"Ağırlık ve hafiflik arasında hafifliği seçiyorum. Dans ettiğimi hissediyorum-sinemanın dansı." diyen Agnes Varda'nın filmlerini izlemeye, Cleo Beşten Yediye adlı filmiyle başladım. Bu filmle 1962 yılının Paris'teki zaman kapsülünün içinde bir çok ruh halini ve duyusal zenginliğini yaşamaya gittim, geldim.
Cleo, batıl inançları ve korkuları olan bir şarkıcı. Kanser şüphesiyle gittiği doktordan biyopsi sonucunu bekler. Bu esnada sıra dışı yaşamında en ufak bir espride, şarkı sözünde sürekli ölümü anımsar çünkü gittiği bir falcıya göre o, kısa sürede ölecektir. Cleo, bu batıl inanışlarını, kehanetleri kırmayı öğrenecek midir? Spiritüel alemde, her şey değişebilir ve şifalanma ömür boyu sürer.
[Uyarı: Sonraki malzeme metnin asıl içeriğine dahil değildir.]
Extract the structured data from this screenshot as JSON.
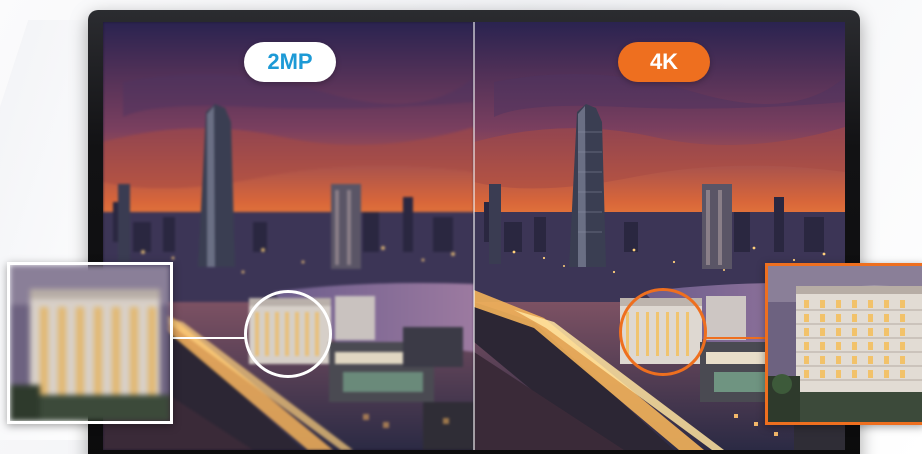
{
  "comparison": {
    "left_label": "2MP",
    "right_label": "4K"
  },
  "colors": {
    "badge_left_bg": "#ffffff",
    "badge_left_text": "#1d9ad6",
    "badge_right_bg": "#ee6f1f",
    "badge_right_text": "#ffffff",
    "ring_left": "#ffffff",
    "ring_right": "#ee6f1f"
  },
  "images": {
    "scene": "city-skyline-sunset-photo",
    "inset": "hotel-building-closeup-photo"
  }
}
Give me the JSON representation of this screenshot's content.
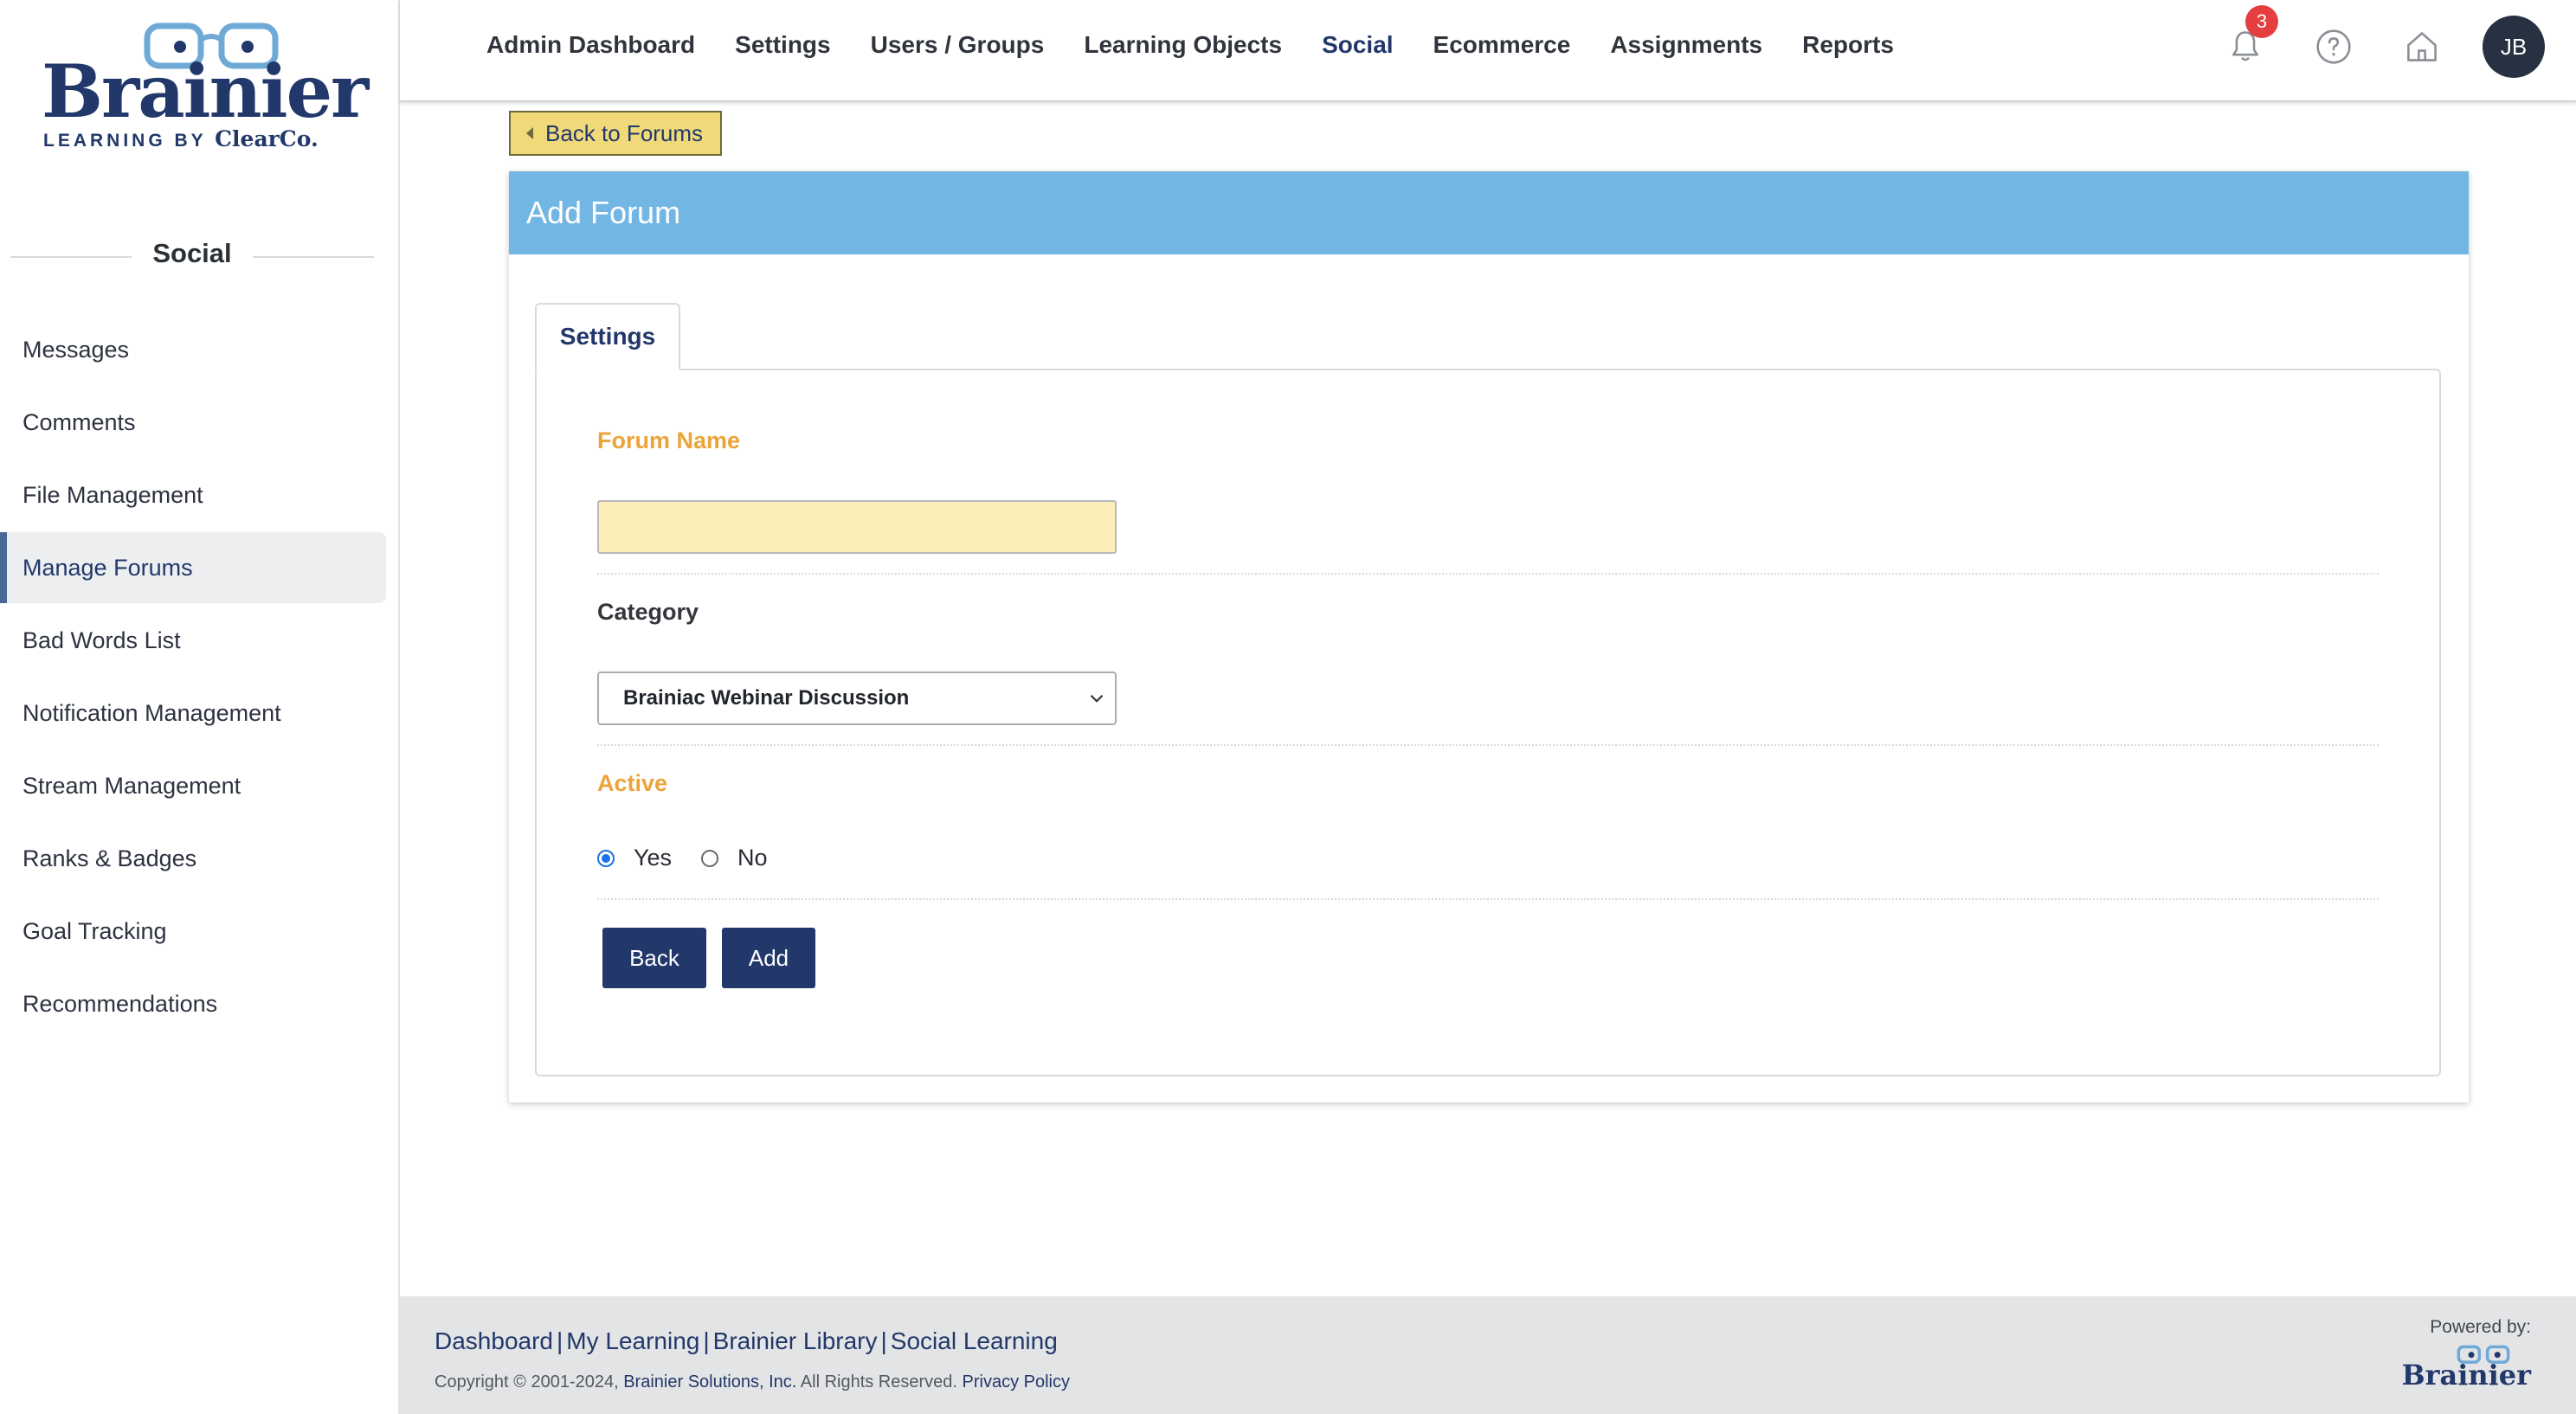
{
  "brand": {
    "name": "Brainier",
    "tagline_prefix": "LEARNING BY",
    "tagline_company": "ClearCo."
  },
  "sidebar": {
    "section_title": "Social",
    "items": [
      {
        "label": "Messages"
      },
      {
        "label": "Comments"
      },
      {
        "label": "File Management"
      },
      {
        "label": "Manage Forums"
      },
      {
        "label": "Bad Words List"
      },
      {
        "label": "Notification Management"
      },
      {
        "label": "Stream Management"
      },
      {
        "label": "Ranks & Badges"
      },
      {
        "label": "Goal Tracking"
      },
      {
        "label": "Recommendations"
      }
    ],
    "active_item": "Manage Forums"
  },
  "topnav": {
    "items": [
      {
        "label": "Admin Dashboard"
      },
      {
        "label": "Settings"
      },
      {
        "label": "Users / Groups"
      },
      {
        "label": "Learning Objects"
      },
      {
        "label": "Social"
      },
      {
        "label": "Ecommerce"
      },
      {
        "label": "Assignments"
      },
      {
        "label": "Reports"
      }
    ],
    "active_item": "Social",
    "notification_count": "3",
    "icons": [
      "bell-icon",
      "help-icon",
      "home-icon"
    ],
    "avatar_initials": "JB"
  },
  "main": {
    "back_button": "Back to Forums",
    "panel_title": "Add Forum",
    "tab": "Settings",
    "forum_name_label": "Forum Name",
    "forum_name_value": "",
    "category_label": "Category",
    "category_selected": "Brainiac Webinar Discussion",
    "active_label": "Active",
    "active_options": [
      {
        "label": "Yes",
        "checked": true
      },
      {
        "label": "No",
        "checked": false
      }
    ],
    "buttons": {
      "back": "Back",
      "add": "Add"
    }
  },
  "footer": {
    "links": [
      "Dashboard",
      "My Learning",
      "Brainier Library",
      "Social Learning"
    ],
    "copyright_prefix": "Copyright © 2001-2024,",
    "copyright_company": "Brainier Solutions, Inc.",
    "copyright_suffix": "All Rights Reserved.",
    "privacy": "Privacy Policy",
    "powered_by": "Powered by:",
    "powered_brand": "Brainier"
  },
  "colors": {
    "brand_navy": "#22386a",
    "panel_header": "#72b6e4",
    "label_orange": "#eca43a",
    "input_yellow": "#fbeeb8",
    "badge_red": "#e53e3e"
  }
}
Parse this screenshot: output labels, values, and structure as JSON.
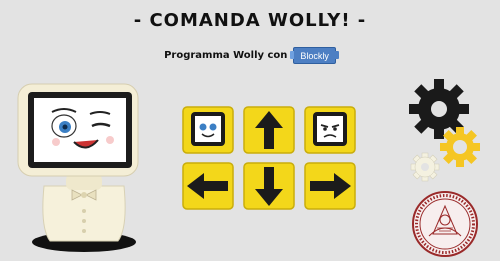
{
  "header": {
    "title": "- COMANDA WOLLY! -",
    "subtitle": "Programma Wolly con",
    "blockly_label": "Blockly"
  },
  "controls": {
    "buttons": [
      {
        "name": "face-happy-button",
        "icon": "happy-face-icon"
      },
      {
        "name": "arrow-up-button",
        "icon": "arrow-up-icon"
      },
      {
        "name": "face-sad-button",
        "icon": "sad-face-icon"
      },
      {
        "name": "arrow-left-button",
        "icon": "arrow-left-icon"
      },
      {
        "name": "arrow-down-button",
        "icon": "arrow-down-icon"
      },
      {
        "name": "arrow-right-button",
        "icon": "arrow-right-icon"
      }
    ]
  },
  "colors": {
    "background": "#e3e3e3",
    "button_yellow": "#f3d71a",
    "button_dark": "#1b1b1b",
    "gear_black": "#1a1a1a",
    "gear_yellow": "#f5c623",
    "gear_white": "#f4f1e0",
    "seal_red": "#9a2a2a",
    "blockly_blue": "#4d7fc3"
  },
  "decor": {
    "robot": "wolly-robot-illustration",
    "gears": "gears-illustration",
    "seal": "university-seal-logo"
  }
}
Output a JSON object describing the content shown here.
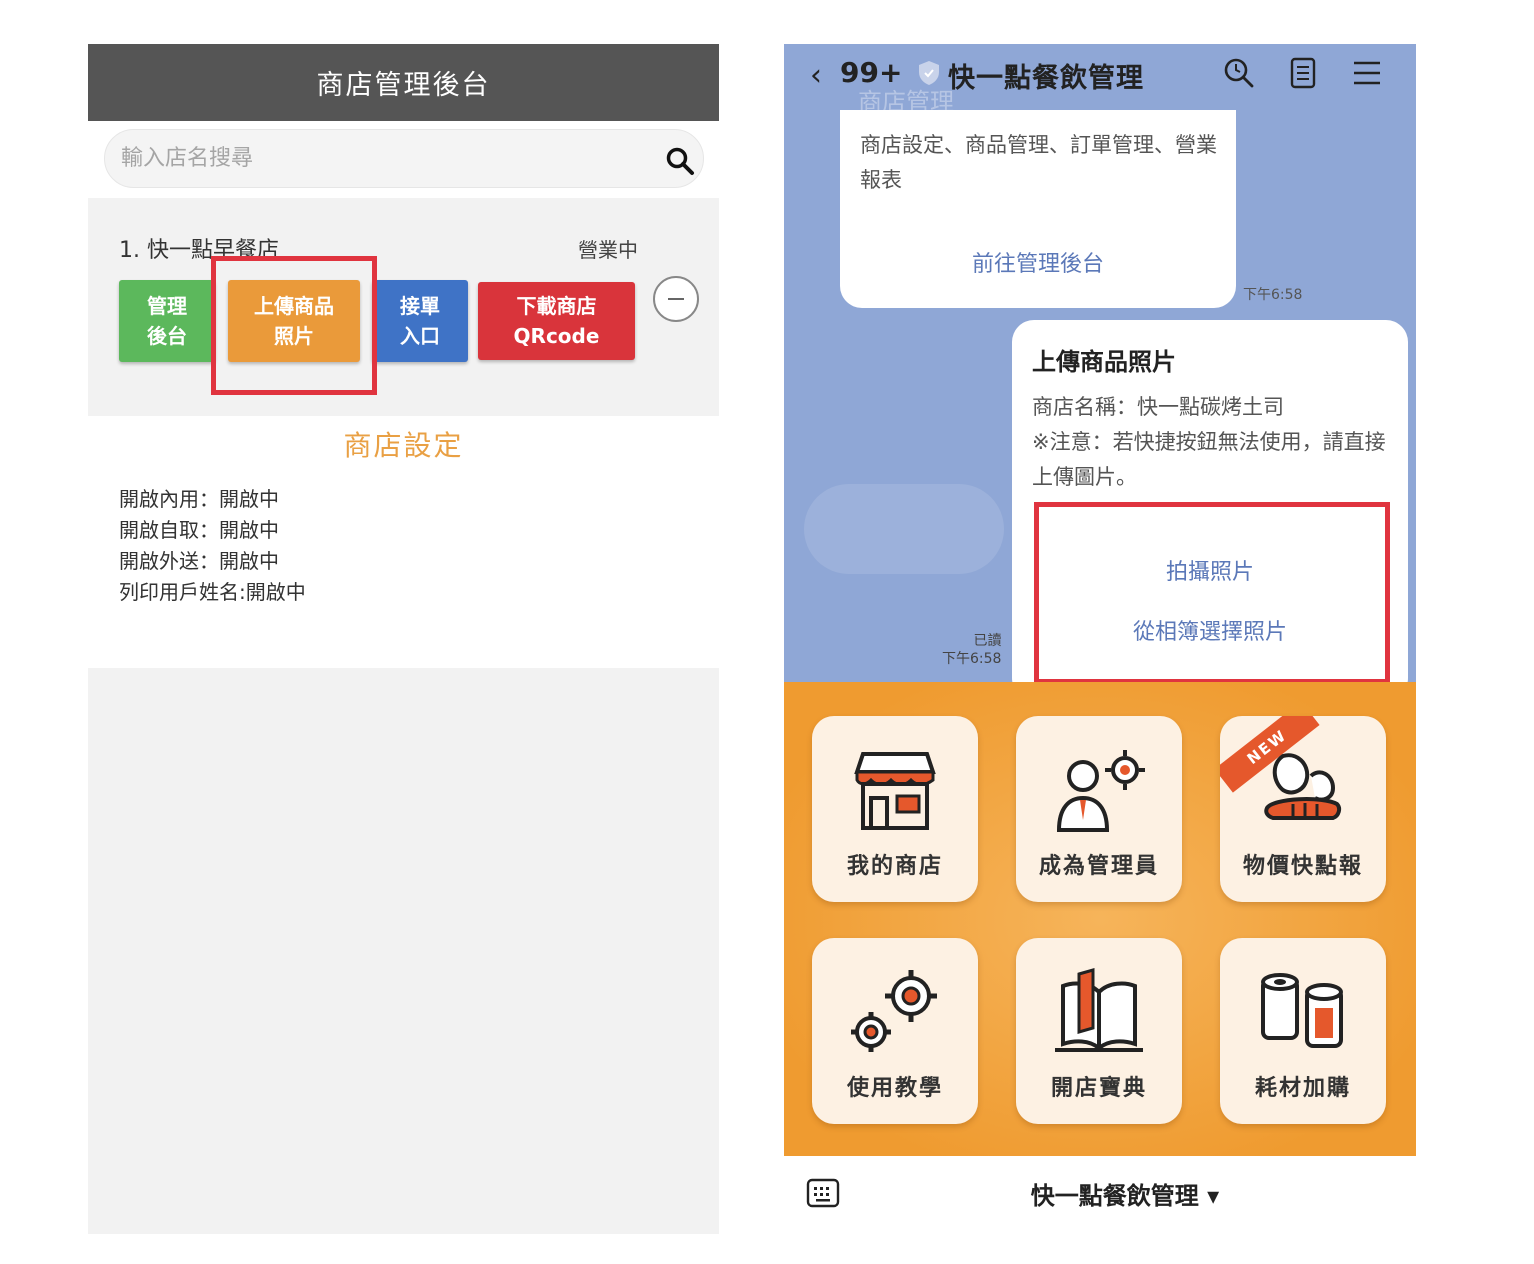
{
  "left_panel": {
    "header_title": "商店管理後台",
    "search_placeholder": "輸入店名搜尋",
    "store": {
      "name": "1. 快一點早餐店",
      "status": "營業中",
      "buttons": {
        "admin": [
          "管理",
          "後台"
        ],
        "upload": [
          "上傳商品",
          "照片"
        ],
        "order": [
          "接單",
          "入口"
        ],
        "qr": [
          "下載商店",
          "QRcode"
        ]
      }
    },
    "settings_title": "商店設定",
    "settings": [
      "開啟內用：開啟中",
      "開啟自取：開啟中",
      "開啟外送：開啟中",
      "列印用戶姓名:開啟中"
    ]
  },
  "right_panel": {
    "topbar": {
      "back_count": "99+",
      "title": "快一點餐飲管理",
      "ghost_text": "商店管理"
    },
    "message1": {
      "text": "商店設定、商品管理、訂單管理、營業報表",
      "link": "前往管理後台",
      "time": "下午6:58"
    },
    "message2": {
      "title": "上傳商品照片",
      "line1": "商店名稱：快一點碳烤土司",
      "line2": "※注意：若快捷按鈕無法使用，請直接上傳圖片。",
      "action1": "拍攝照片",
      "action2": "從相簿選擇照片",
      "read": "已讀",
      "time": "下午6:58"
    },
    "menu": {
      "tiles": [
        "我的商店",
        "成為管理員",
        "物價快點報",
        "使用教學",
        "開店寶典",
        "耗材加購"
      ],
      "new_badge": "NEW"
    },
    "bottombar": {
      "name": "快一點餐飲管理 ▾"
    }
  },
  "colors": {
    "header_gray": "#555555",
    "green": "#5cb85c",
    "orange": "#ea9a3a",
    "blue": "#3f73c6",
    "red": "#d9343b",
    "highlight": "#e0343f",
    "chat_bg": "#8fa7d6",
    "menu_bg": "#ef9b30"
  }
}
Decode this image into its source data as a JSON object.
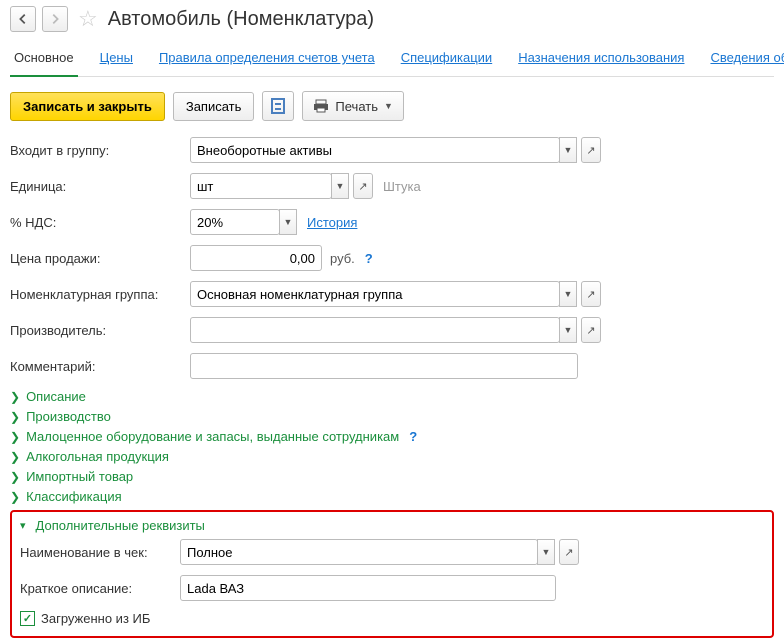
{
  "header": {
    "title": "Автомобиль (Номенклатура)"
  },
  "tabs": [
    {
      "label": "Основное",
      "active": true
    },
    {
      "label": "Цены"
    },
    {
      "label": "Правила определения счетов учета"
    },
    {
      "label": "Спецификации"
    },
    {
      "label": "Назначения использования"
    },
    {
      "label": "Сведения об алко"
    }
  ],
  "toolbar": {
    "save_close": "Записать и закрыть",
    "save": "Записать",
    "print": "Печать"
  },
  "form": {
    "group_label": "Входит в группу:",
    "group_value": "Внеоборотные активы",
    "unit_label": "Единица:",
    "unit_value": "шт",
    "unit_after": "Штука",
    "vat_label": "% НДС:",
    "vat_value": "20%",
    "vat_history": "История",
    "price_label": "Цена продажи:",
    "price_value": "0,00",
    "price_after": "руб.",
    "nomgroup_label": "Номенклатурная группа:",
    "nomgroup_value": "Основная номенклатурная группа",
    "manufacturer_label": "Производитель:",
    "manufacturer_value": "",
    "comment_label": "Комментарий:",
    "comment_value": ""
  },
  "expanders": [
    {
      "label": "Описание"
    },
    {
      "label": "Производство"
    },
    {
      "label": "Малоценное оборудование и запасы, выданные сотрудникам",
      "help": true
    },
    {
      "label": "Алкогольная продукция"
    },
    {
      "label": "Импортный товар"
    },
    {
      "label": "Классификация"
    }
  ],
  "extra": {
    "title": "Дополнительные реквизиты",
    "chk_name_label": "Наименование в чек:",
    "chk_name_value": "Полное",
    "short_desc_label": "Краткое описание:",
    "short_desc_value": "Lada ВАЗ",
    "loaded_label": "Загруженно из ИБ",
    "loaded_checked": true
  }
}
Ya hayatı akışına bırakacak, akışta olacak ya da onu çok ciddiye almayı sürdürerek olumsuz kehanetlerin enerjisinde kalacak. Bir seçim yap, Cleo:)
Filmin sanatsal, siyah beyaz atmosferi ve söylenen şarkılar çok hoşuma gitti. Bu ara gözde yönetmenim Agnes Varda'nın öteki filmlerini de merak ediyorum:)
Ne hoş bir filmmiş, Agnes Varda'yı hi duymamışım.